Can you elaborate? Especially the “duh” part. Thanks.

Of course. I didn’t mean my comment to be an indictment of her, at all. But some people who have encountered such inaccurate stereotyping are a little less uptight about it, that’s all.

That’s exactly right. My profession is market research, and although I am not a sampling expert, I do understand the concept of it, and the meaning/interpretation of the bell curve. Certainly, there are some women who are brilliant at math, and some men who are terrible at it. That in itself doesn’t prove a thing about which sex is better at it overall.

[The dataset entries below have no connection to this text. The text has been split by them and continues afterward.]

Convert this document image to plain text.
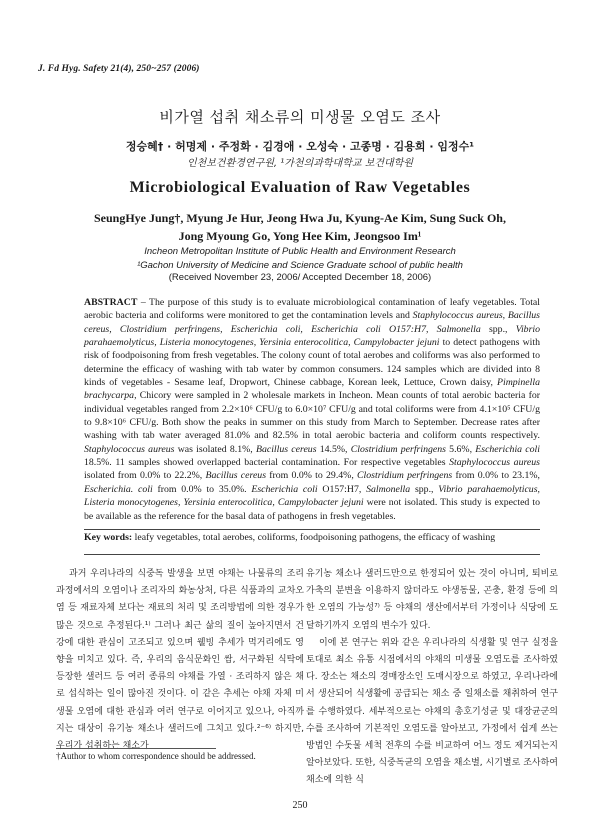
J. Fd Hyg. Safety 21(4), 250~257 (2006)
비가열 섭취 채소류의 미생물 오염도 조사
정승혜† · 허명제 · 주정화 · 김경애 · 오성숙 · 고종명 · 김용희 · 임정수¹
인천보건환경연구원, ¹가천의과학대학교 보건대학원
Microbiological Evaluation of Raw Vegetables
SeungHye Jung†, Myung Je Hur, Jeong Hwa Ju, Kyung-Ae Kim, Sung Suck Oh,
Jong Myoung Go, Yong Hee Kim, Jeongsoo Im¹
Incheon Metropolitan Institute of Public Health and Environment Research
¹Gachon University of Medicine and Science Graduate school of public health
(Received November 23, 2006/ Accepted December 18, 2006)
ABSTRACT – The purpose of this study is to evaluate microbiological contamination of leafy vegetables. Total aerobic bacteria and coliforms were monitored to get the contamination levels and Staphylococcus aureus, Bacillus cereus, Clostridium perfringens, Escherichia coli, Escherichia coli O157:H7, Salmonella spp., Vibrio parahaemolyticus, Listeria monocytogenes, Yersinia enterocolitica, Campylobacter jejuni to detect pathogens with risk of foodpoisoning from fresh vegetables. The colony count of total aerobes and coliforms was also performed to determine the efficacy of washing with tab water by common consumers. 124 samples which are divided into 8 kinds of vegetables - Sesame leaf, Dropwort, Chinese cabbage, Korean leek, Lettuce, Crown daisy, Pimpinella brachycarpa, Chicory were sampled in 2 wholesale markets in Incheon. Mean counts of total aerobic bacteria for individual vegetables ranged from 2.2×10⁶ CFU/g to 6.0×10⁷ CFU/g and total coliforms were from 4.1×10⁵ CFU/g to 9.8×10⁶ CFU/g. Both show the peaks in summer on this study from March to September. Decrease rates after washing with tab water averaged 81.0% and 82.5% in total aerobic bacteria and coliform counts respectively. Staphylococcus aureus was isolated 8.1%, Bacillus cereus 14.5%, Clostridium perfringens 5.6%, Escherichia coli 18.5%. 11 samples showed overlapped bacterial contamination. For respective vegetables Staphylococcus aureus isolated from 0.0% to 22.2%, Bacillus cereus from 0.0% to 29.4%, Clostridium perfringens from 0.0% to 23.1%, Escherichia. coli from 0.0% to 35.0%. Escherichia coli O157:H7, Salmonella spp., Vibrio parahaemolyticus, Listeria monocytogenes, Yersinia enterocolitica, Campylobacter jejuni were not isolated. This study is expected to be available as the reference for the basal data of pathogens in fresh vegetables.
Key words: leafy vegetables, total aerobes, coliforms, foodpoisoning pathogens, the efficacy of washing

과거 우리나라의 식중독 발생을 보면 야채는 나물류의 조리과정에서의 오염이나 조리자의 화농상처, 다른 식품과의 교차오염 등 재료자체 보다는 재료의 처리 및 조리방법에 의한 경우가 많은 것으로 추정된다.¹⁾ 그러나 최근 삶의 질이 높아지면서 건강에 대한 관심이 고조되고 있으며 웰빙 추세가 먹거리에도 영향을 미치고 있다. 즉, 우리의 음식문화인 쌈, 서구화된 식탁에 등장한 샐러드 등 여러 종류의 야채를 가열 · 조리하지 않은 채로 섭식하는 일이 많아진 것이다. 이 같은 추세는 야채 자체 미생물 오염에 대한 관심과 여러 연구로 이어지고 있으나, 아직까지는 대상이 유기농 채소나 샐러드에 그치고 있다.²⁻⁶⁾ 하지만, 우리가 섭취하는 채소가

유기농 채소나 샐러드만으로 한정되어 있는 것이 아니며, 퇴비로 가축의 분변을 이용하지 않더라도 야생동물, 곤충, 환경 등에 의한 오염의 가능성⁷⁾ 등 야채의 생산에서부터 가정이나 식당에 도달하기까지 오염의 변수가 있다.

이에 본 연구는 위와 같은 우리나라의 식생활 및 연구 실정을 토대로 최소 유통 시점에서의 야채의 미생물 오염도를 조사하였다. 장소는 채소의 경매장소인 도매시장으로 하였고, 우리나라에서 생산되어 식생활에 공급되는 채소 중 일채소를 채취하여 연구를 수행하였다. 세부적으로는 야채의 총호기성균 및 대장균군의 수를 조사하여 기본적인 오염도를 알아보고, 가정에서 쉽게 쓰는 방법인 수돗물 세척 전후의 수를 비교하여 어느 정도 제거되는지 알아보았다. 또한, 식중독균의 오염을 채소별, 시기별로 조사하여 채소에 의한 식

†Author to whom correspondence should be addressed.
250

I am actually reading a book right now called “The Female Brain,” in which the author talks about a tendency by women to avoid the maths and sciences because they don’t perceive those fields to be “social” enough…they want to work with people. She does not believe that women are better or worse at these types of professions, but merely that they have different psychological needs that draw them to other types of professions. Don’t know if she’s right or not, but it makes a certain amount of sense to me. In my experience, women and men are more different psychologically than they are in terms of intelligence.

Female here – I love reading maps, I tend to collect up old maps (in digital format) to study them better. But, referring back to the OP, while I know how to play chess, and have played games, I tend to lose or get bored. Games of strategy just don’t gel with me. They don’t hold my attention. I usually just go off and read maps. :slight_smile:

I come from a family that totally lacks the gene for direction. We all have problems with getting lost. Location is an ability that has been breed out of us.

However, I work in real estate and I have learned somehow to read a map and give directions. I am not the best at doing it, but somehow I have learned to compensation for my woefully inadequate DNA.

I’m of the female persuasion, and I have to do the same thing. North is at the top of the map, and I have no problem visualizing where I am. Turning the map to line north up does me no favors. Also, I do the navigatin’ on our roadtrips, and my hubby is very thankful for my mad map skillz.

I navigate both by landmarks and by road names/numbers, and I will often ask for both when asking for directions.

Oh, you silly goose, you know what I meant.

Look at my new shoes I just picked up! Aren’t they divine? Squee!

:smiley:

Seeing as how my GPS computer is a woman (or at least has a woman’s voice), I’d say women can read maps.